Site based council flip-flops after getting earful from public on pajama pants
Anderson County High School’s site based decision making council reversed course Monday by banning students from wearing pajama pants just weeks after allowing them.
Principal Chris Glass made the motion, which was seconded by history teacher Corey Sayre and approved unanimously by the council.
The council also banned students from wearing scrubs, with the exception of those who need to wear them for work- or study-related purposes, but kept changes to the dress code that allows yoga and stretch pants.
The decision followed a series of negative comments from the small audience of residents, parents and teachers.
“I think it’s offensive,” said resident Victor Brown, adding that children should put clothes on before they leave the house.
“It shows a lack of respect,” he said.
A teacher added that faculty members “felt mislead,” because a staff survey that preceded the decision never mentioned pajama pants.
A parent questioned allowing yoga and other tight-fitting pants, saying teenage boys with their “hormones raging” are going to look at girls wearing those types of pants.
Sayre and Glass initially defended the decision to allow pajama pants on a trial basis before voting to ban them.
“I don’t think it was put out there very well,” said Glass, adding that only “three to five” students wore them each day.
Sayre said repeatedly the conversation that preceded the decision to allow pajama pants on a trial basis lasted “only 30 seconds” before later admitting to the audience that it was indeed longer and that he was using the length of the discussion as “hyperbole.”
The decision to allow pajama pants drew attention to the district statewide and nationally, including a story that appeared on the website for Seventeen magazine, which lauded the decision.
Council members said they were surprised at the response and insisted they weren’t trying to promote the issue.
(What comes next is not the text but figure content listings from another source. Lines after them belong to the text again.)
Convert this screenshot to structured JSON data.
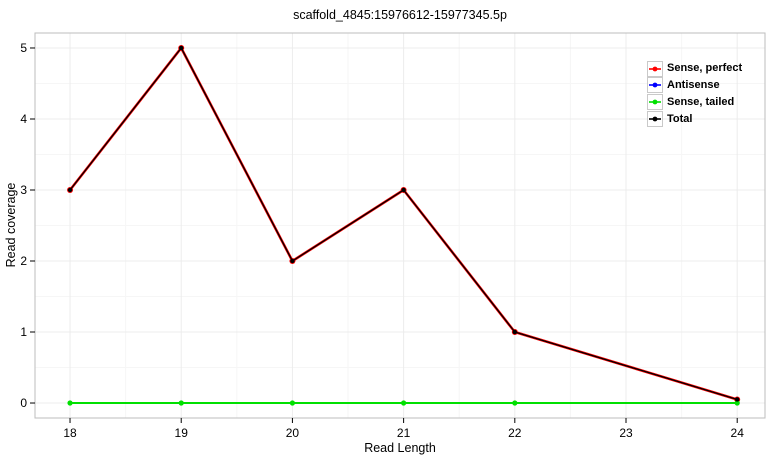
{
  "title": "scaffold_4845:15976612-15977345.5p",
  "chart_data": {
    "type": "line",
    "title": "scaffold_4845:15976612-15977345.5p",
    "xlabel": "Read Length",
    "ylabel": "Read coverage",
    "x": [
      18,
      19,
      20,
      21,
      22,
      24
    ],
    "x_ticks": [
      "18",
      "19",
      "20",
      "21",
      "22",
      "23",
      "24"
    ],
    "x_tick_values": [
      18,
      19,
      20,
      21,
      22,
      23,
      24
    ],
    "y_ticks": [
      "0",
      "1",
      "2",
      "3",
      "4",
      "5"
    ],
    "y_tick_values": [
      0,
      1,
      2,
      3,
      4,
      5
    ],
    "xlim": [
      17.685,
      24.25
    ],
    "ylim": [
      -0.211,
      5.211
    ],
    "grid": "major+minor",
    "legend_position": "top-right-inside",
    "series": [
      {
        "name": "Sense, perfect",
        "color": "#ff0000",
        "values": [
          3,
          5,
          2,
          3,
          1,
          0.05
        ]
      },
      {
        "name": "Antisense",
        "color": "#0000ff",
        "values": [
          0,
          0,
          0,
          0,
          0,
          0
        ]
      },
      {
        "name": "Sense, tailed",
        "color": "#00e000",
        "values": [
          0,
          0,
          0,
          0,
          0,
          0
        ]
      },
      {
        "name": "Total",
        "color": "#000000",
        "values": [
          3,
          5,
          2,
          3,
          1,
          0.05
        ]
      }
    ]
  },
  "style_colors": {
    "panel_border": "#bdbdbd",
    "grid_major": "#ececec",
    "grid_minor": "#f6f6f6",
    "tick_mark": "#000000",
    "text": "#000000"
  }
}
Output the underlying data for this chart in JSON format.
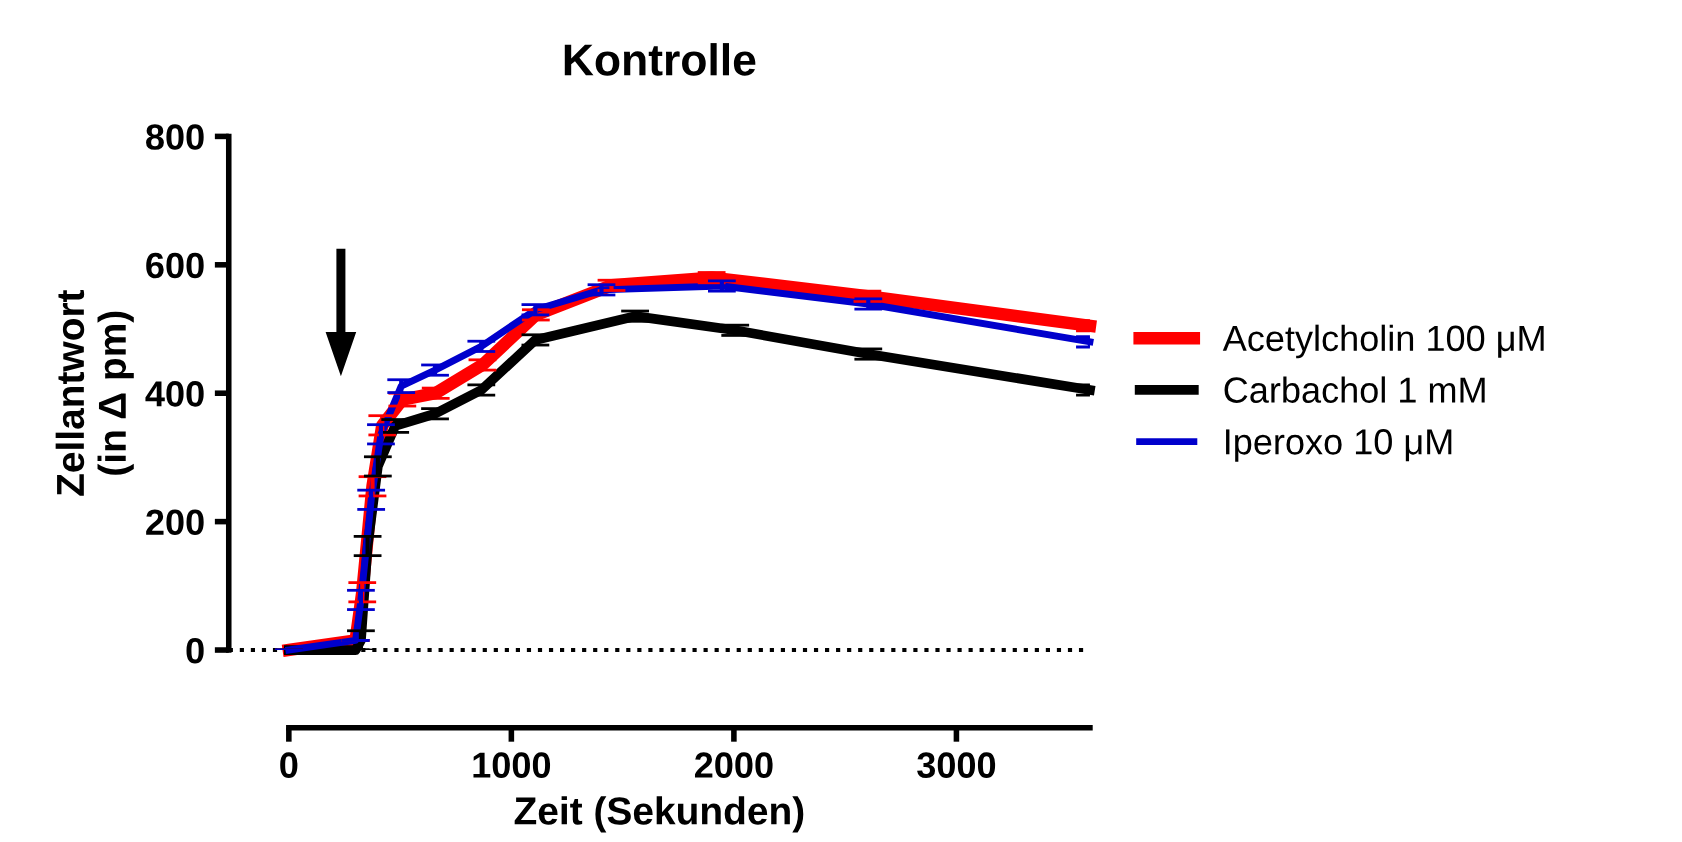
{
  "chart_data": {
    "type": "line",
    "title": "Kontrolle",
    "xlabel": "Zeit (Sekunden)",
    "ylabel": "Zellantwort\n(in Δ pm)",
    "xlim": [
      -270,
      3600
    ],
    "xticks": [
      0,
      1000,
      2000,
      3000
    ],
    "ylim": [
      0,
      800
    ],
    "yticks": [
      0,
      200,
      400,
      600,
      800
    ],
    "grid": false,
    "legend": "right",
    "marker": "none",
    "line_style": "solid",
    "ref_lines": [
      {
        "axis": "y",
        "value": 0,
        "color": "#000000",
        "line_style": "dotted"
      }
    ],
    "series": [
      {
        "name": "Acetylcholin 100 μM",
        "color": "#ff0000",
        "x": [
          0,
          300,
          330,
          376,
          420,
          510,
          660,
          870,
          1110,
          1450,
          1900,
          2600,
          3600
        ],
        "values": [
          0,
          15,
          90,
          255,
          350,
          390,
          400,
          444,
          522,
          568,
          580,
          551,
          505
        ],
        "errors": [
          null,
          null,
          15,
          15,
          15,
          10,
          8,
          8,
          8,
          8,
          8,
          8,
          8
        ]
      },
      {
        "name": "Carbachol 1 mM",
        "color": "#000000",
        "x": [
          0,
          300,
          324,
          354,
          400,
          478,
          657,
          865,
          1108,
          1556,
          2006,
          2604,
          3600
        ],
        "values": [
          0,
          0,
          15,
          162,
          286,
          349,
          368,
          405,
          483,
          520,
          498,
          461,
          405
        ],
        "errors": [
          null,
          null,
          15,
          15,
          15,
          10,
          8,
          8,
          8,
          8,
          8,
          8,
          8
        ]
      },
      {
        "name": "Iperoxo 10 μM",
        "color": "#0000cc",
        "x": [
          0,
          300,
          324,
          370,
          414,
          505,
          657,
          865,
          1108,
          1405,
          1946,
          2604,
          3600
        ],
        "values": [
          0,
          15,
          78,
          234,
          336,
          411,
          436,
          473,
          530,
          561,
          567,
          539,
          480
        ],
        "errors": [
          null,
          null,
          15,
          15,
          15,
          10,
          8,
          8,
          8,
          8,
          8,
          8,
          8
        ]
      }
    ]
  }
}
Instead, they said they were trying to allow students to be more comfortable in hopes that attendance rates would improve.
“This is not a pajama bottom conspiracy,” Sayre said. “We are not the pajama bottom illuminati spreading flannel around the world.”
“It’s not like I have a poster in my classroom saying please wear pajama pants,” added teacher Lauren Vasser.
Parent representative Kathy Lilly said it was a shame that the issue was reported as allowing students to wear pajama pants, adding that if it had been reported as “flannel” pants, it wouldn’t have been such an issue.
Glass also addressed a question about how many students were being singled out for violating changes to the dress code. He said on the first day 40 to 45 students were out of compliance, followed by 14 on days two and three. Now, he said, there are just a few each day, which is normal.
Along with the ban, the council also loosened up the requirement for the shirts that have to be worn by students wearing yoga and stretch pants. While the shirts must still cover students from the front and back, they can now be cut up the sides.
Glass also responded to a question from a parent who asked about what she called a recent “drug raid” in the school.
Glass said there was no raid. He said the school routinely invites in law enforcement and K-9 units to sweep the school for drugs, and that drugs are sometimes found.
“We don’t want them in our school,” Glass said.